Le coup de maître de Grégoire Legendre

Ce n’est pas rien. Une création de Robert Lepage qui se retrouve à Québec avant d’être produite au Metropolitan Opera de New York, on n’a jamais vu ça. Le directeur artistique du Festival d’opéra de Québec, Grégoire Legendre, a de quoi être fier de cette deuxième édition qui se tiendra du 25 juillet au 5 août. "Ce que j’aimerais que le public réalise, c’est que The Tempest est une coproduction entre le Metropolitan Opera, l’Opéra de Vienne et l’Opéra de Québec. C’est la première fois qu’une maison d’opéra canadienne a le privilège de s’associer à ces deux compagnies d’opéra prestigieuses. Robert Lepage est en train de créer ce nouveau projet chez lui, et nous pourrons avoir la chance de le montrer à Québec avant tout le monde!"

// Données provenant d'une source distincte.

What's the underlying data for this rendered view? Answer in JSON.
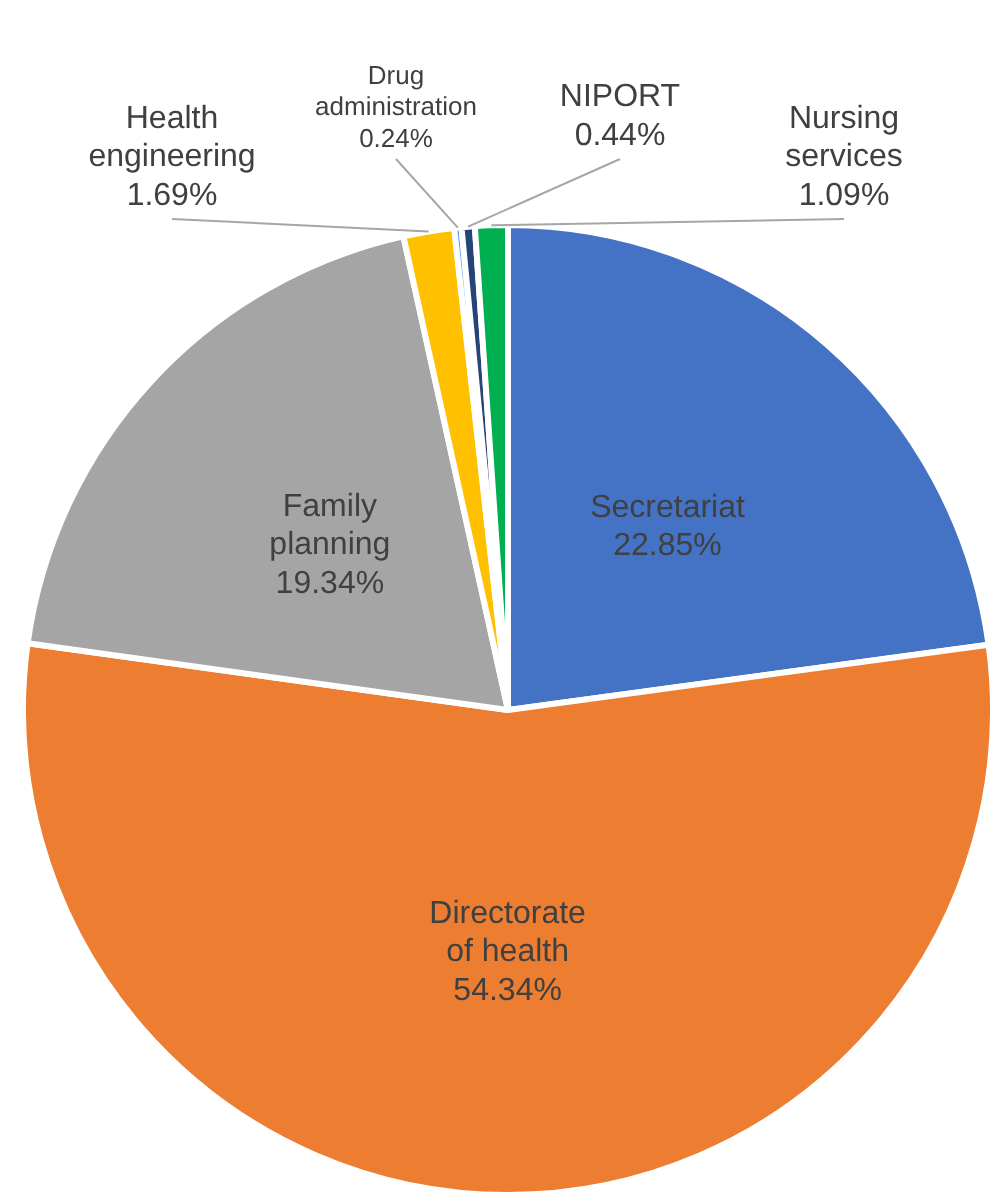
{
  "chart_data": {
    "type": "pie",
    "categories": [
      "Secretariat",
      "Directorate of health",
      "Family planning",
      "Health engineering",
      "Drug administration",
      "NIPORT",
      "Nursing services"
    ],
    "values": [
      22.85,
      54.34,
      19.34,
      1.69,
      0.24,
      0.44,
      1.09
    ],
    "colors": [
      "#4472c4",
      "#ed7d31",
      "#a5a5a5",
      "#ffc000",
      "#5b9bd5",
      "#264478",
      "#00b050"
    ],
    "value_labels": [
      "22.85%",
      "54.34%",
      "19.34%",
      "1.69%",
      "0.24%",
      "0.44%",
      "1.09%"
    ],
    "legend": false
  }
}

Avec Thomas Adès à la barre de l’orchestre, la distribution est complète. De plus, Grégoire Legendre s’est fait un point d’honneur d’engager des interprètes canadiens et québécois, dont Frédéric Antoun (ténor, le rôle de Caliban) et Julie Boulianne (mezzo-soprano, le rôle de Miranda). "On a le talent ici, et même Thomas Adès est charmé par cette distribution, constate-t-il. C’est une production internationale et c’est une visibilité exceptionnelle pour l’ensemble de ces chanteurs."